Raspberry Pi Powered LED Lamp

Dheepak Krishnamurthy

Published on

With a Raspberry Pi, you can control a RGB addressable LED strip. The instructions are very simple [1] and the results are pretty cool. I decided to make a desk lamp with a web interface. This post will go through the steps to build your own Pi powered desk lamp.

Raspberry Pi Powered LED Desk Lamp


  • Raspberry Pi
  • Memory card (greater than 4 GB recommended)
  • Power Adapter
  • LED Strip (LPD8806)
  • Wires
  • Lamp shade


Any model of the Raspberry Pi should work for this project. First we need to set up the Raspberry Pi.


To use SPI on the Raspberry Pi, you need to connect 4 pins. Adafruit has an excellent image in their tutorial that shows how you can do this, which I’ve also linked below.

I’ve used the same power source to the LED strip to power the Raspberry Pi as well.

I found the lamp shades on Amazon. I purchased them in white, since the LEDs are RGB.

I purchased the LED strip from Adafruit.


Download the latest Raspbian from the official source. I used the image 2016-03-18-raspbian-jessie.img. Flash the operating system onto a memory card.

sudo dd bs=1m if=2016-03-18-raspbian-jessie.img of=/dev/rdisk$DISKNUMBER

When using dd on OSX, I’ve found that rdisk is much faster than disk.

Optional - Expand the file system to use all the available space on the memory card.

sudo raspi-config
-> Expand File System
-> Save
-> Reboot

To control this particular LED strip, we are going to use the SPI bus on the Raspberry Pi. We need to set up the Pi to use SPI.

sudo raspi-config
-> Advanced Options
-> Enable SPI
-> Enable on Boot
-> Save
-> Reboot

Next, we need to install some packages to use the SPI bus. First, let’s update the Raspberry Pi.

sudo apt-get update
sudo apt-get upgrade

Then we need to install python-dev, pyspidev and BiblioPixel. These are all required to control the LED strip.

sudo apt-get install python-dev
sudo pip install spidev
sudo pip install BiblioPixel

Instead of installing spidev and BiblioPixel, you can also clone the repositories and add them to your PYTHONPATH. I found that sudo pip install <package-name> is easier, however I had to browse through the source code of BiblioPixel and found having a local copy accessible was helpful.

Finally, we need Flask to set up a server on the Raspberry Pi.

sudo pip install Flask

Note - I’ve used sudo for all the pip installations. It is definitely required for spidev, but may not be for the others. You will need to use sudo to run the application, since root access is required to control GPIO pins on the Raspberry Pi.

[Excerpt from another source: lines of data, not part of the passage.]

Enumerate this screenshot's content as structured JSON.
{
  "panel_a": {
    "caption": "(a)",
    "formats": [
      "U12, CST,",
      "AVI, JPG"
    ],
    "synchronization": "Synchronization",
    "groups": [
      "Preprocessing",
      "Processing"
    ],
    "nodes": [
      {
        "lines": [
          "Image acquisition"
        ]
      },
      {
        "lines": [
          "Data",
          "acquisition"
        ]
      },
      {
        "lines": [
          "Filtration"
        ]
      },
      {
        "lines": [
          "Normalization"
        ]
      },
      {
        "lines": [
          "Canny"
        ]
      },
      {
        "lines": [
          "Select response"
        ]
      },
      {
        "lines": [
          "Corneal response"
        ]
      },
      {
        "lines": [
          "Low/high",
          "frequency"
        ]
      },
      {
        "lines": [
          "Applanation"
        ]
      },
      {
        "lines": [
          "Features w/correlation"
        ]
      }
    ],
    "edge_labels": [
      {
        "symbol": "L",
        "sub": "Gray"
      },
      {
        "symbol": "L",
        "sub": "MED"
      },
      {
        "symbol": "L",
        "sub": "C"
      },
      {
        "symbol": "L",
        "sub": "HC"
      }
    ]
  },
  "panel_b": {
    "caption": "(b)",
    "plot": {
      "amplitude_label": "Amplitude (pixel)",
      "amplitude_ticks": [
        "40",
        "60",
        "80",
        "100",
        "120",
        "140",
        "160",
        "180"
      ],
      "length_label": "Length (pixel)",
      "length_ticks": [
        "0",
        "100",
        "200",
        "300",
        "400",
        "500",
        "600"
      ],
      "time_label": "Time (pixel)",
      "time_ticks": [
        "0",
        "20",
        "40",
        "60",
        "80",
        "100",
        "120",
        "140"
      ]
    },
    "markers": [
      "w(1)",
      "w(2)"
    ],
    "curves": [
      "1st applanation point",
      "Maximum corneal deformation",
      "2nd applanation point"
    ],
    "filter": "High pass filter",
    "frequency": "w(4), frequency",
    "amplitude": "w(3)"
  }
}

The tutorial on Adafruit’s page links to a library for their LED strip, which the author has deprecated in favour of the excellent BiblioPixel [2]. I recommend using BiblioPixel as well - if you want to use a different LED strip in the future this will make it very easy to use the same code base.

At this point, you should be able to run a few examples, and see animations on your LED strip.


I’ve set up a simple Flask server and am using a Javascript library called colorwheel to send a user selected color to the Raspberry Pi. The code for the Flask server is available on GitHub under MIT License.

If you want more information, feel free to ask me any questions in the comments section below!


[1] “LED strip and RGB LED software Raspberry Pi LED Spectrum Analyzer Adafruit Learning System.”.

[2] “ManiacalLabs/BiblioPixel,” GitHub.